Uber won't be the last company to have this conversation. The average Claude Code developer burns about $6 per day. Multiply that across thousands of engineers running complex agentic workflows, spawning sub-agents that each maintain their own context windows, and the math compounds fast. One engineering team running Claude Code in automated CI/CD loops can drain a monthly budget in days.
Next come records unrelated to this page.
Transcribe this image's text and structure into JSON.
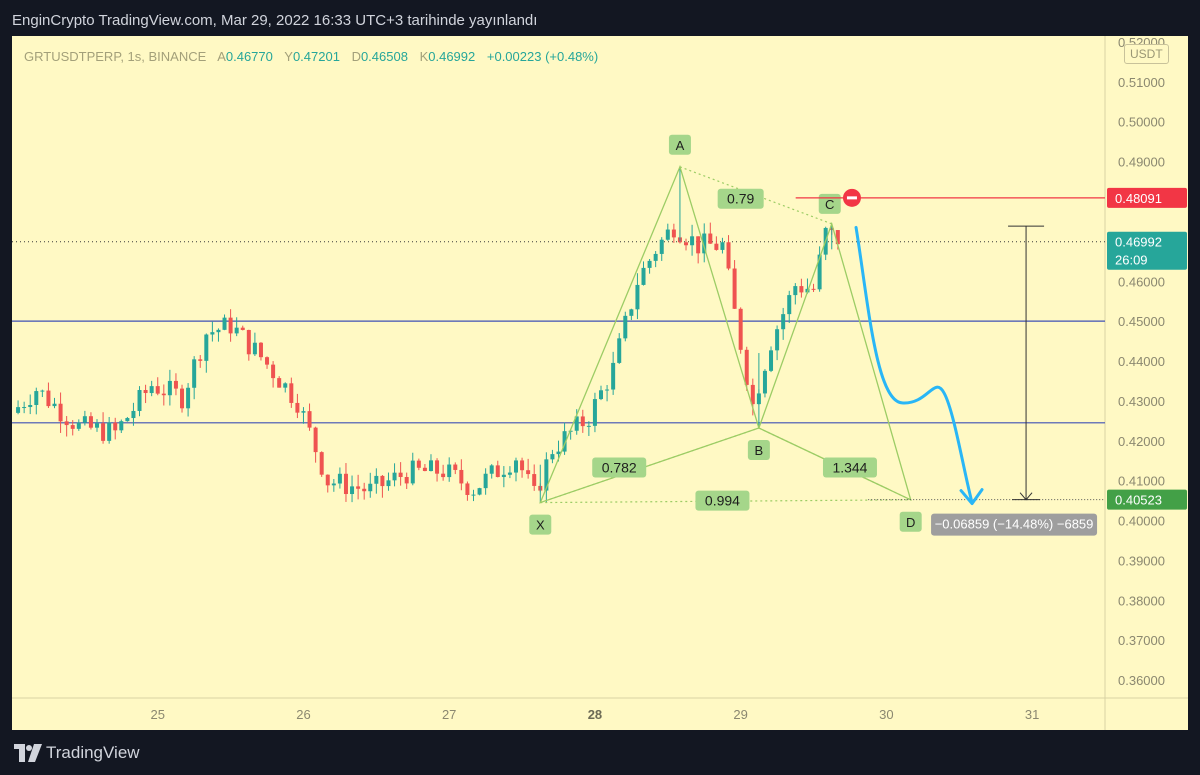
{
  "header": {
    "text": "EnginCrypto TradingView.com, Mar 29, 2022 16:33 UTC+3 tarihinde yayınlandı"
  },
  "footer": {
    "brand": "TradingView"
  },
  "legend": {
    "symbol": "GRTUSDTPERP, 1s, BINANCE",
    "o_label": "A",
    "o": "0.46770",
    "h_label": "Y",
    "h": "0.47201",
    "l_label": "D",
    "l": "0.46508",
    "c_label": "K",
    "c": "0.46992",
    "change": "+0.00223 (+0.48%)"
  },
  "currency_badge": "USDT",
  "colors": {
    "up": "#26a69a",
    "down": "#ef5350",
    "pattern": "#9ccc65",
    "hline": "#3f51b5",
    "arrow": "#29b6f6",
    "stop": "#f23645",
    "target": "#43a047",
    "bg": "#fff9c4"
  },
  "chart_data": {
    "type": "candlestick",
    "x_ticks": [
      "25",
      "26",
      "27",
      "28",
      "29",
      "30",
      "31"
    ],
    "y_ticks": [
      "0.52000",
      "0.51000",
      "0.50000",
      "0.49000",
      "0.46000",
      "0.45000",
      "0.44000",
      "0.43000",
      "0.42000",
      "0.41000",
      "0.40000",
      "0.39000",
      "0.38000",
      "0.37000",
      "0.36000"
    ],
    "y_range": [
      0.3555,
      0.5215
    ],
    "time_range": [
      "2022-03-24T00:00",
      "2022-03-31T12:00"
    ],
    "price_tags": {
      "stop": "0.48091",
      "last": "0.46992",
      "countdown": "26:09",
      "target": "0.40523"
    },
    "horizontal_lines": [
      0.45,
      0.4245
    ],
    "pattern_points": [
      {
        "label": "X",
        "t": "2022-03-27T15:00",
        "price": 0.4045
      },
      {
        "label": "A",
        "t": "2022-03-28T14:00",
        "price": 0.4887
      },
      {
        "label": "B",
        "t": "2022-03-29T03:00",
        "price": 0.4232
      },
      {
        "label": "C",
        "t": "2022-03-29T15:00",
        "price": 0.4744
      },
      {
        "label": "D",
        "t": "2022-03-30T04:00",
        "price": 0.4052
      }
    ],
    "ratios": [
      {
        "value": "0.79",
        "t": "2022-03-29T00:00",
        "price": 0.4807
      },
      {
        "value": "0.782",
        "t": "2022-03-28T04:00",
        "price": 0.4133
      },
      {
        "value": "1.344",
        "t": "2022-03-29T18:00",
        "price": 0.4133
      },
      {
        "value": "0.994",
        "t": "2022-03-28T21:00",
        "price": 0.405
      }
    ],
    "measure": {
      "label": "−0.06859 (−14.48%) −6859",
      "from": 0.47382,
      "to": 0.40523
    },
    "candles_summary": {
      "count": 172,
      "interval": "1h",
      "open_first": 0.43,
      "close_last": 0.46992
    }
  }
}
The CFO problem is now the bottleneck for AI adoption at the enterprise level. The technology works. The productivity gains are real. Uber's own data says 75% of AI code review comments are marked helpful by engineers. The constraint is that traditional annual budgeting was designed for tools with predictable per-seat costs, and AI coding agents have usage curves that look like cloud compute bills from 2015: exponential until someone notices.
Every enterprise CTO is about to have the same meeting Praveen just had. The tools are too good to pull back. The costs are too unpredictable to ignore. And the companies that figure out token cost optimization first will have a structural advantage over every competitor still running annual budget cycles against exponential adoption curves.